Elizabeth Hardwick once wrote, “Your first discovery when you travel is that you do not exist,” and that explains a lot of what I’m feeling right now. I do not exist here. I do not know how to phone the police, how to find a music store, or even where to buy tea. I am helpless and at about the same intelligence level as a third grader, so people look at me oddly. One of the Irish girls who moved in this week told her mum there were two American girls living in nearby, and her mum cautioned her, “Speak slowly; remember, we Irish talk fast.” Once upon a time, I talked fast, too. Now I limp along, both on my feet and in my words, so the Irish can understand me, so Mel can understand me. I feel as if I have a handicap, and I am sick of it being looked at as a handicap.
I’m also very much out of my comfort zone. I wrote to you earlier about the ceili dance that was held at Whitla Hall. The dance got out at about ten at night, and when we left, there was a solid group of about fifty of us walking back to the dorms. But as we walked, as we passed each bar, a large group siphoned off and slipped inside. In the end, only four people walked back into Elms Village; the rest were all out, drinking. Some are new, light drinkers; they laugh becomingly and teeter on sea legs. Others drink heavily, and go off in search of getting drunk, waking up late the next morning and then heading to the pub again that night. Tonight I was invited to a party in the common room, and when I went to check it out, there was Smirnoff everywhere. The freshers were celebrating their independence.

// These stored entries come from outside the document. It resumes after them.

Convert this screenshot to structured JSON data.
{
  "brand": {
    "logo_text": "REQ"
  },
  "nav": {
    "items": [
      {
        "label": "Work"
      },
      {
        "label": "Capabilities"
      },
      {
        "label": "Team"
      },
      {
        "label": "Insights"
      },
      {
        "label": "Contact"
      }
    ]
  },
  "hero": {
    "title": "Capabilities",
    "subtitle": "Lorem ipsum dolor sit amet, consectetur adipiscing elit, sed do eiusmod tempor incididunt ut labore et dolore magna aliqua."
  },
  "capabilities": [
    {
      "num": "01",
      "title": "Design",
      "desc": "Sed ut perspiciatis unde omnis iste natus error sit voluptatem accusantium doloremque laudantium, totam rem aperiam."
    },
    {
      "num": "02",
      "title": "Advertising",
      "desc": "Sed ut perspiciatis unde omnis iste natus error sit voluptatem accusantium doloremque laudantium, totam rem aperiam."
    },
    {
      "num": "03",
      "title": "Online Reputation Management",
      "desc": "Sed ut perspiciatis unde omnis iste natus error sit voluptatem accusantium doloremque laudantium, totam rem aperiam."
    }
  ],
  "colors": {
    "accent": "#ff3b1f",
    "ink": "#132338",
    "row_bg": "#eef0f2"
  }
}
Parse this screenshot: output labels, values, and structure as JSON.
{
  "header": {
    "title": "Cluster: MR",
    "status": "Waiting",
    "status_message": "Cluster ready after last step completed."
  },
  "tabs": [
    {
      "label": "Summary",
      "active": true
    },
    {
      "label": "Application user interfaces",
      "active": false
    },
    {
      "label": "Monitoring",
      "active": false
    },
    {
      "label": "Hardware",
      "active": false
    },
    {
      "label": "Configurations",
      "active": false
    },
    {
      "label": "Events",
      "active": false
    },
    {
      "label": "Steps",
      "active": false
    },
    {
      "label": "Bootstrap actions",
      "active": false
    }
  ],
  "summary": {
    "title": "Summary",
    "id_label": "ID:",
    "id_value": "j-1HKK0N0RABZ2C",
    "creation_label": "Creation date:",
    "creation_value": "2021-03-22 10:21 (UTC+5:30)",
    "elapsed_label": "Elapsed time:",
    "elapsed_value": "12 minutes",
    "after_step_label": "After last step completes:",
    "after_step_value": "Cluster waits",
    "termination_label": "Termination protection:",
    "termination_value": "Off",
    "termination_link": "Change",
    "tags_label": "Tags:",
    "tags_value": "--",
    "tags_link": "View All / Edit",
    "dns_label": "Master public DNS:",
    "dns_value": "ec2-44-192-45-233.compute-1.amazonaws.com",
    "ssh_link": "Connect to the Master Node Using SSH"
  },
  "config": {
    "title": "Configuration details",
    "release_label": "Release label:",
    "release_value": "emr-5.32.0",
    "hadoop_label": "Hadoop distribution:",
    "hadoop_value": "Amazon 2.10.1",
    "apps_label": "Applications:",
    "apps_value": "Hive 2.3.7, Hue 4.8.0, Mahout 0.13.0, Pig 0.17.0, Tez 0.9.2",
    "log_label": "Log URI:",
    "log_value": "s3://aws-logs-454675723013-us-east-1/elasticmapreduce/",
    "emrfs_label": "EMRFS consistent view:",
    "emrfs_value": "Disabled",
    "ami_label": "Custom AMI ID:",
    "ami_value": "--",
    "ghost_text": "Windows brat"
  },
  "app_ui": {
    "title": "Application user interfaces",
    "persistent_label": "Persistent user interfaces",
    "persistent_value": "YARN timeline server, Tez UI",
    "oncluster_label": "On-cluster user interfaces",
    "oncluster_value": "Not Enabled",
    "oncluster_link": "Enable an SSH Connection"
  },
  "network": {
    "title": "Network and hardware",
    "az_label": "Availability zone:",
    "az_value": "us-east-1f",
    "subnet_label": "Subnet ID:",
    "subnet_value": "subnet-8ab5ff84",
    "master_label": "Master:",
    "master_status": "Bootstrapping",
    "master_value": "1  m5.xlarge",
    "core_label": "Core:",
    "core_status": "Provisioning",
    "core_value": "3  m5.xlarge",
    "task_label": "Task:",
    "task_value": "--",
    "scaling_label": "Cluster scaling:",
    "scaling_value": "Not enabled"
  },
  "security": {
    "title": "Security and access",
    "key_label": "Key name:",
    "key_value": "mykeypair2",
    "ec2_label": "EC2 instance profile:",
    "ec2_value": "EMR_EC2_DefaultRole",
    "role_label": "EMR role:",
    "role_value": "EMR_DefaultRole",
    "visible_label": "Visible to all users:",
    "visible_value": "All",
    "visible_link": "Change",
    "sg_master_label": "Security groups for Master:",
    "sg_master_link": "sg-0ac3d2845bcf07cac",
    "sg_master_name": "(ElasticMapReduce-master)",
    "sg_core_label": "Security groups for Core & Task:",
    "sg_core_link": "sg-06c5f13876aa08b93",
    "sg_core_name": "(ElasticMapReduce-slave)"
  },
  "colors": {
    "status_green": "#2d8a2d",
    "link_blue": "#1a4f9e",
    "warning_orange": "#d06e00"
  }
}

I am a teetotaler, for reasons that I cannot really explain or expect to be understood. I myself, if I am being honest, do not know why I am a teetotaler. It’s just something that I am. I plan to have only three “sips” of alcohol in my life—the one I had prior to First Communion, when my teacher wanted to make sure we wouldn’t make faces at the taste at Mass, when I first got here, and when (if) I get married. My idea of a “sip” of alcohol is that I let it touch my tongue, and a little raindrop slides down my throat. At nineteen, I am not ready for everyone to be drinking.
I do not know if I am ready for this, period.
I think about Madonna a lot. Last night I drifted off to sleep imagining room 255, comfortable and warm, with my bird bedspread and all of my favorite books on Egypt, my CDs, and all of the friends I love and care about. I do not feel as if I have made friends here, that I am accepted, or that I am accepting what this place has to offer. I love Belfast so much it aches, sometimes, but I am tired and cold and I hurt everywhere. This morning when I got out of bed I was so stiff that it hurt to move my legs, and I thought I might crumble to the floor.
Sometimes I feel as if I might cry, if it weren’t so hilariously funny.
All of this is what I believe is called culture shock. For every high point in my day there are two low points, but I am trying to take this experience a day at a time. I know that the German boys are cute, and that the music sounds like home, and that today I found two pennies on the ground. I also found the looseleaf tea I like, so I can make myself a proper cuppa to go with my breakfast. I have bought books, so I have familiarity back in my room. I try very hard to spend as little time as possible alone, or in my room, even if it means limping around campus.
Sometimes I think that I might want to go home.
But I try not to think about that. Because then I really might cry.
And if I really do want to go home—if I want to give up on something that has been my dream since I was a child—I will have to reevaluate everything about myself, and how I see myself, and what I want for myself.
I don’t know if I’m ready for that, either.